佳代もたじろぎつつ、視線を逸さない。事無く時間だけが流れる。
先に言葉を発したのは一哉だった。
「佳代。オマエは必死にやってきたと言ったが、オレに言わせれば、あんなモノは〈練習のための練習だ。たいした事ない。
どうだ?オレと勝負しないか」
「…勝負…ですか?」
「ああ。オマエと同じ歳の頃のオレとだ。
オレが受けた練習、もし、オマエがやり遂げたらライトのレギュラーをやるよ」
一哉の条件に、佳代は固唾を飲み込んだ。
「…分かりました。やります!」
「ヨシッ。
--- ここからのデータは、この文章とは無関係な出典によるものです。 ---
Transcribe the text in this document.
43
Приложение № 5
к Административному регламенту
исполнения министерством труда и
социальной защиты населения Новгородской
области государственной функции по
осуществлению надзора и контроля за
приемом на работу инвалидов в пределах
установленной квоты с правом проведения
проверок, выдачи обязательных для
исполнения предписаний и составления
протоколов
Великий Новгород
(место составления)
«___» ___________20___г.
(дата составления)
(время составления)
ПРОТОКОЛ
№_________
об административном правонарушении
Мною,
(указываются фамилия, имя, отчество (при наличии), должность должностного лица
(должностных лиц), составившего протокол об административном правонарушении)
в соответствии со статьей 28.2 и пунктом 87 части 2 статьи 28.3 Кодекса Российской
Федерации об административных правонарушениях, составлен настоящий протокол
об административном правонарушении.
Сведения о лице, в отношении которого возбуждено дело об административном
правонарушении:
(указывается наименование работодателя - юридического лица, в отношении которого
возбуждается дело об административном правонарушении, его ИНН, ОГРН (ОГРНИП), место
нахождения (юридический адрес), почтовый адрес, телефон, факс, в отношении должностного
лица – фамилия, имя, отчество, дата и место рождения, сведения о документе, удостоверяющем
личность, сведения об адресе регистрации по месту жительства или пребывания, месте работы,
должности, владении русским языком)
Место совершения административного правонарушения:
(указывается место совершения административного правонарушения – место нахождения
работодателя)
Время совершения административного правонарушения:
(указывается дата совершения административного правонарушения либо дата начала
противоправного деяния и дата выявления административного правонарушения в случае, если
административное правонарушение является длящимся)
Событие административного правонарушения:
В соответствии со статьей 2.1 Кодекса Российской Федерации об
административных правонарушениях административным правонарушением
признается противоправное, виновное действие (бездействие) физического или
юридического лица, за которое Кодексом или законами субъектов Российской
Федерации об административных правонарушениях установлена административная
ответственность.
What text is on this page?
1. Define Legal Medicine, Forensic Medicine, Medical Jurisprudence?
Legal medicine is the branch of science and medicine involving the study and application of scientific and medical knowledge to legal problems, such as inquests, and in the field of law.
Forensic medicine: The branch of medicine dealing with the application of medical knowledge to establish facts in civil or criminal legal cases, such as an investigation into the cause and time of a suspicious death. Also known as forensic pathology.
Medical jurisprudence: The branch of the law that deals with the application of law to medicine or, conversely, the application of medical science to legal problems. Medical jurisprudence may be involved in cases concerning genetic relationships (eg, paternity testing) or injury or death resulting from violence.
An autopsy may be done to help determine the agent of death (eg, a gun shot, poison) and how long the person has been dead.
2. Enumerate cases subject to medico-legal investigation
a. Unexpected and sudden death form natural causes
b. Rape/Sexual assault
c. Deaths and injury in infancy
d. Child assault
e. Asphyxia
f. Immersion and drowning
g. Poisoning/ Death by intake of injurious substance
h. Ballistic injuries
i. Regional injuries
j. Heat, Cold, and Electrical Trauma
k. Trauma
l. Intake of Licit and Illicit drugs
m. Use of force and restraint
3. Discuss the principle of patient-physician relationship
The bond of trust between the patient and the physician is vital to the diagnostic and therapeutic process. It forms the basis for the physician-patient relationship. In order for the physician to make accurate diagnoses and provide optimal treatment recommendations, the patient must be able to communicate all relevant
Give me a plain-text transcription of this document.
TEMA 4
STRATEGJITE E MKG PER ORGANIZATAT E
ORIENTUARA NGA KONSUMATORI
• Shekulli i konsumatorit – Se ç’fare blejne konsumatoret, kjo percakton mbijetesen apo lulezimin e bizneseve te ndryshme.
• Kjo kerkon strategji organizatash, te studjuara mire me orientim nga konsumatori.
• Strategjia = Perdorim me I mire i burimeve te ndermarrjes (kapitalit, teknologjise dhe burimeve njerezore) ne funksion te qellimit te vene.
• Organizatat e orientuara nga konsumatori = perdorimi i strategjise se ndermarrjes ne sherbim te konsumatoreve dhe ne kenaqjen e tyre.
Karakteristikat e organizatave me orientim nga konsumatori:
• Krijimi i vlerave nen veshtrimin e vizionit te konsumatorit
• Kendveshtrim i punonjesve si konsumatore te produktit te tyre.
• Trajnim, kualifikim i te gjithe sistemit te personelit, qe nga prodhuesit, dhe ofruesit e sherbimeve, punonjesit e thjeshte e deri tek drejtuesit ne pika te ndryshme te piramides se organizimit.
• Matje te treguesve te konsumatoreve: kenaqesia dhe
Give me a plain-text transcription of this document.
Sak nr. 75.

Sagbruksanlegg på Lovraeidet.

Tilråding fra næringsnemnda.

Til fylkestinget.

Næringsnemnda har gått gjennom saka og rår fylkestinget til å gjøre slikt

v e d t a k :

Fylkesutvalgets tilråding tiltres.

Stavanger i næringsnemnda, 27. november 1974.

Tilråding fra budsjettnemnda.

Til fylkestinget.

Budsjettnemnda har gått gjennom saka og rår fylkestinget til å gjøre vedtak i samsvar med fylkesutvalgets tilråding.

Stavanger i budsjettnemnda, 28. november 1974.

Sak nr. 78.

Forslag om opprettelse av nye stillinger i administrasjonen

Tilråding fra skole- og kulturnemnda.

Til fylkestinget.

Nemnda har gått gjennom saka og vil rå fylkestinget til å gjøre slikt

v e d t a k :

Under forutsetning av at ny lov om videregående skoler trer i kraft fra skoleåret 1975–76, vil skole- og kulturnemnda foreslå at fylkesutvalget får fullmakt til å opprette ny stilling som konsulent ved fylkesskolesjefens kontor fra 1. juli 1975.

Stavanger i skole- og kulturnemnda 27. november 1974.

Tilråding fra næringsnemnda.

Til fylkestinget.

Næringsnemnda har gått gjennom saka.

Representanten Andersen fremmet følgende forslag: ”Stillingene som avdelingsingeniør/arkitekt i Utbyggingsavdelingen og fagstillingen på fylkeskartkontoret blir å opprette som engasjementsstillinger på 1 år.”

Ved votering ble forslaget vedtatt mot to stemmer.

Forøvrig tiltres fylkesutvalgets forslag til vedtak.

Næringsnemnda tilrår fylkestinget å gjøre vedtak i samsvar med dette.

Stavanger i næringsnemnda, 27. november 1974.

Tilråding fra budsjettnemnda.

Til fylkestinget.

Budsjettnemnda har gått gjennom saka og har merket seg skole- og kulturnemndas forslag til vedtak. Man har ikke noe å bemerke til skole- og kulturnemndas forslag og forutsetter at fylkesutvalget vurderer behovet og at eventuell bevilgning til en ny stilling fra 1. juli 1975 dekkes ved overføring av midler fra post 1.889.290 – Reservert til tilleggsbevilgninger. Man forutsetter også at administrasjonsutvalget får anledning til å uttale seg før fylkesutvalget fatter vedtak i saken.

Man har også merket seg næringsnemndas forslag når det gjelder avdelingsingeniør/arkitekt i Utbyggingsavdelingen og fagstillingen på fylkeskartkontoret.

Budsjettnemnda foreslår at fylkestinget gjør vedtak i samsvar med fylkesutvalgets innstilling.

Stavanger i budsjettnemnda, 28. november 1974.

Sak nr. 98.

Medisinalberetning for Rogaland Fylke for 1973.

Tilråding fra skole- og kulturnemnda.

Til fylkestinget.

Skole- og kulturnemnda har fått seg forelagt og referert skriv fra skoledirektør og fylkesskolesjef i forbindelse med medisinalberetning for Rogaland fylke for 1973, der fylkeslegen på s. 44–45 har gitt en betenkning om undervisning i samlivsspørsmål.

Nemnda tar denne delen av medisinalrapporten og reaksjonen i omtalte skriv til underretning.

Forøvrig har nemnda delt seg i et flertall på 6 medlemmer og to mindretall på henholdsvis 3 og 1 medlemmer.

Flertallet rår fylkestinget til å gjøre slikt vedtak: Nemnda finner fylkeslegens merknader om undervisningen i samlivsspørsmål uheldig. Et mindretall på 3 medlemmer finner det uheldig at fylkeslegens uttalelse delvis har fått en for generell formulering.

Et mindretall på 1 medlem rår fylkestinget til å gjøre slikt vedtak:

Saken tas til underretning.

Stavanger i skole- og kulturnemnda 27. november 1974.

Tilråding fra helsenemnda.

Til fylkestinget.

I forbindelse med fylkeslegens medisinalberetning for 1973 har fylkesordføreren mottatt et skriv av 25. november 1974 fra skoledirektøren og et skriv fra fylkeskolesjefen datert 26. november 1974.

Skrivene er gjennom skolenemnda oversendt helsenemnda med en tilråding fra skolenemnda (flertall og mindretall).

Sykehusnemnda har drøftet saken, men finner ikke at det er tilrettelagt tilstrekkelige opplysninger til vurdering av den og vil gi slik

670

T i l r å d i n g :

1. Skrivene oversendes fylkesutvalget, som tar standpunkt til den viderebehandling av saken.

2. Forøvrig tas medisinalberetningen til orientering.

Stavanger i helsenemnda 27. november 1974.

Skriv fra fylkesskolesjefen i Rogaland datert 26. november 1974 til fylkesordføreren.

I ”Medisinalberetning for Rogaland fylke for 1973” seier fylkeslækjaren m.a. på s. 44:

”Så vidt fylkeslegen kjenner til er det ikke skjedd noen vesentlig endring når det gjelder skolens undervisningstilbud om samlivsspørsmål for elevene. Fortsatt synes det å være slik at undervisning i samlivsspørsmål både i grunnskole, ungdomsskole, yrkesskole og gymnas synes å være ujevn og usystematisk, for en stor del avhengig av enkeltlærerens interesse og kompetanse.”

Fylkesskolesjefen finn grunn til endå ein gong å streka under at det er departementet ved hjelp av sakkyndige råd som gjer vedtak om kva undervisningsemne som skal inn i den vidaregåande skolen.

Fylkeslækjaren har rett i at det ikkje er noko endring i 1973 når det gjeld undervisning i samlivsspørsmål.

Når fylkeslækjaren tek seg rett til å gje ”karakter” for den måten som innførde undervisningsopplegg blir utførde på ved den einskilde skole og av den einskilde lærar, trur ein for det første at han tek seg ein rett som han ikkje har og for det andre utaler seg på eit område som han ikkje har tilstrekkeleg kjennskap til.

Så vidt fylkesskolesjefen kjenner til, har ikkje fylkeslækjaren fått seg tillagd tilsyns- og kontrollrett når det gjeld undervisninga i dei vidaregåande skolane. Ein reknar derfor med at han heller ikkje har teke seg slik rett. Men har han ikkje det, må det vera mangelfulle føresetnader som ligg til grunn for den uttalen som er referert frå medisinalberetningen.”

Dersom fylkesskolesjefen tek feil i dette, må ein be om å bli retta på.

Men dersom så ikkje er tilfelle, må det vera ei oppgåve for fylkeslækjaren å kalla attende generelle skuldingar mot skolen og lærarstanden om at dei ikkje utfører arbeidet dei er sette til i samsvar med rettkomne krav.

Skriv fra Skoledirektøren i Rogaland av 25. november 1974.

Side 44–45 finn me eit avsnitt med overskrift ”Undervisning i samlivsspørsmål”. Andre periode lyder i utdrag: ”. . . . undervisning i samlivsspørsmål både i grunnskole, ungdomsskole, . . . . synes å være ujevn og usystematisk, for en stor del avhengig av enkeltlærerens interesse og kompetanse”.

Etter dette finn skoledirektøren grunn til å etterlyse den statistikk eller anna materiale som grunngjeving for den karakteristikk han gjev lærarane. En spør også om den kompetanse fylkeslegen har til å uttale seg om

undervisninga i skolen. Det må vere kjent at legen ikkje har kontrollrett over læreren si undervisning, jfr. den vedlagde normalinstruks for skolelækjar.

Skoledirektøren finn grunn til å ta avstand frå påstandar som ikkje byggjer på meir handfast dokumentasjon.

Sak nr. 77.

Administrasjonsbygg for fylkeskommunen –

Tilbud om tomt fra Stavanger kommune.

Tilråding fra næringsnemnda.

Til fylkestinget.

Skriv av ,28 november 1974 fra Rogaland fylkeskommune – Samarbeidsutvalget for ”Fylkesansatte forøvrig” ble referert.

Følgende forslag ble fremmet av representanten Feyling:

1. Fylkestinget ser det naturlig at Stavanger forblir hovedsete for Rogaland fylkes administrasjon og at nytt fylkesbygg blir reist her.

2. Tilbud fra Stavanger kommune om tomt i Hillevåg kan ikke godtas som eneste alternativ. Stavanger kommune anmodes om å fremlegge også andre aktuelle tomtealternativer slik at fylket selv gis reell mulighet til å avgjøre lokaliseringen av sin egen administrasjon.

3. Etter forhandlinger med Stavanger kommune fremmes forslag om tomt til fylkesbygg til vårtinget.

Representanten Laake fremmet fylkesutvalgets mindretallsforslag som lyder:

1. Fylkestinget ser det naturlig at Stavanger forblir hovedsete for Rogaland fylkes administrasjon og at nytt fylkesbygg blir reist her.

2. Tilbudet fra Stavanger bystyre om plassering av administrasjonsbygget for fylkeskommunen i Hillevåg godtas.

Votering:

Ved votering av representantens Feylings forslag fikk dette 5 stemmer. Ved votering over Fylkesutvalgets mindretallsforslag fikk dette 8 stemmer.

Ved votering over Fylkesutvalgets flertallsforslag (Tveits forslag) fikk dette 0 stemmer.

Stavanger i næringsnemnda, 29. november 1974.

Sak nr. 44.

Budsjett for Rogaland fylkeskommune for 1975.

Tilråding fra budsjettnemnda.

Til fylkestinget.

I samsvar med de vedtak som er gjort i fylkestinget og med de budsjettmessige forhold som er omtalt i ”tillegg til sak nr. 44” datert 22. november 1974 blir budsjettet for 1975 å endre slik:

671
グランドに出てキャッチャーの装備を着けろ」
一哉と佳代はグランドへと向った。
その後を永井、葛城も付いて行く。
「着けたらバックネット前に立て…」
佳代に指示しながら、一哉はボールの入ったカゴとバットを持って来た。
「コーチ。準備出来ました」
「じゃあ勝負の方法を教える。やる事は簡単だ。
オレの前に置いたカゴには、ボール100個が入ってる。
今からノックをするから、捕ったらオマエの横に置いた空カゴに入れろ。
そして、いっぱいになったらカゴを入れ替えるんだ。
これを500球続けられれば、お前の勝ちだ」
(ご…500球って…)
今まで100球しか捕った事の無い佳代にとって、あまりに未知の数だった。
照明灯の明かりが灯る。
「いいか。佳代」
「お願いします!」
腰を落とし、身構える佳代。深く息を吐いた。